New tuberculosis (TB) diagnostics are at a crossroads: their development, evaluation, and implementation is severely damaged by resource diversion due to COVID-19. Yet several technologies, especially those with potential for noninvasive non-sputum-based testing, hold promise for efficiently triaging and rapidly confirming TB near point-of-care. Such tests are, however, progressing through the pipeline slowly and will take years to reach patients and health workers. Compellingly, such tests will create new opportunities for difficult-to-diagnose populations, including primary care attendees (all-comers in high burden settings irrespective of reason for presentation) and community members (with early stage disease or risk factors like HIV), many of whom cannot easily produce sputum. Critically, all upcoming technologies have limitations that implementers and health workers need to be cognizant of to ensure optimal deployment without undermining confidence in a technology that still offers improvements over the status quo. In this state-of-theart review, we critically appraise such technologies for active pulmonary TB diagnosis. We highlight strengths, limitations, outstanding research questions, and how current and future tests could be used in the presence of these limitations and uncertainties. Among triage tests, CRP (for which commercial near point-of-care devices exist) and computer-aided detection software with digital chest X-ray hold promise, together with late-stage blood-based assays that detect host and/or microbial biomarkers; however, aside from a handful of prototypes, the latter category has a shortage of promising late-stage alternatives. Furthermore, positive results from new triage tests may have utility in people without TB; however, their utility for informing diagnostic pathways for other diseases is under-researched (most sick people tested for TB do not have TB). For confirmatory tests, few true point of- care options will be available soon; however, combining novel approaches like tongue swabs with established tests like Ultra have short-term promise but first require optimizations to specimen collection and processing procedures.

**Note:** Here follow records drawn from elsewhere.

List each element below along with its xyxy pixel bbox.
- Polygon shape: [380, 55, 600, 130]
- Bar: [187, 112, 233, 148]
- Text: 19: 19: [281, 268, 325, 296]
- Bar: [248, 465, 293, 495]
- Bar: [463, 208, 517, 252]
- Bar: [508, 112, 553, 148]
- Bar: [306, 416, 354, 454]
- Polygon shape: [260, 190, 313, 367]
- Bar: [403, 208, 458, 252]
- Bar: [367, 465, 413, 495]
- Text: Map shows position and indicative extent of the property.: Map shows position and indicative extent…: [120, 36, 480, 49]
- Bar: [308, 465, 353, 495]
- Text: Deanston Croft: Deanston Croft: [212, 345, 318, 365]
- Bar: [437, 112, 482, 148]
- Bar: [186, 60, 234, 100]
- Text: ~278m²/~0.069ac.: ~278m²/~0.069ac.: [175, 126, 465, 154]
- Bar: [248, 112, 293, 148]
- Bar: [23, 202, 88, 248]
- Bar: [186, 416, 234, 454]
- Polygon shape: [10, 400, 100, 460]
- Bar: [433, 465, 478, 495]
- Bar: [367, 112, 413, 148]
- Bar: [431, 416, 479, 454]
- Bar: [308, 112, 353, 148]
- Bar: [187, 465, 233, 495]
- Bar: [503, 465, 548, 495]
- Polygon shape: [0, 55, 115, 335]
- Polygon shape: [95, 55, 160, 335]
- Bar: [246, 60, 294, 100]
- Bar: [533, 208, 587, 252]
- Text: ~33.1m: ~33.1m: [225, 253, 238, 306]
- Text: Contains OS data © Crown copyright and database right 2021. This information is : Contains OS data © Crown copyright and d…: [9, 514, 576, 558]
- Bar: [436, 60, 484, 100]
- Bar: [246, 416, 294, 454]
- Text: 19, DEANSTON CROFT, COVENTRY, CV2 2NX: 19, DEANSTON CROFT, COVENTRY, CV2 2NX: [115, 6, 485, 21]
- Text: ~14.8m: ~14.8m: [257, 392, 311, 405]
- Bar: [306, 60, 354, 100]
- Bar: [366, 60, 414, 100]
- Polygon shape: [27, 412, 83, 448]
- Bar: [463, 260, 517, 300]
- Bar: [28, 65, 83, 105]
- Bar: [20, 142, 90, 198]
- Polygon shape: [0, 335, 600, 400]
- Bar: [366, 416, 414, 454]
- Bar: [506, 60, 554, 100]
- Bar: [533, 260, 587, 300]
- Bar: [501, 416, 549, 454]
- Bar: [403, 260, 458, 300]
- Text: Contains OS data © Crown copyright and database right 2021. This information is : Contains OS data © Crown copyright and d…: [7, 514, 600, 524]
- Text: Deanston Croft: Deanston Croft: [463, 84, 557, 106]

Concerningly, no technologies yet have compelling evidence of meeting the World Health Organization optimal target product profile performance criteria, especially for important operational criteria crucial for field deployment. This is alarming as the target product profile criteria are themselves
almost a decade old and require urgent revision, especially to cater for technologies made prominent by the COVID-19 diagnostic response (e.g., at-home testing and connectivity solutions). Throughout the review, we underscore the importance of how target populations and settings affect test performance and how the criteria by which these tests should be judged vary by use case, including in active case finding. Lastly, we advocate for health workers and researchers to themselves be vocal proponents of the uptake of both new tests and those – already available tests that remain suboptimally utilized.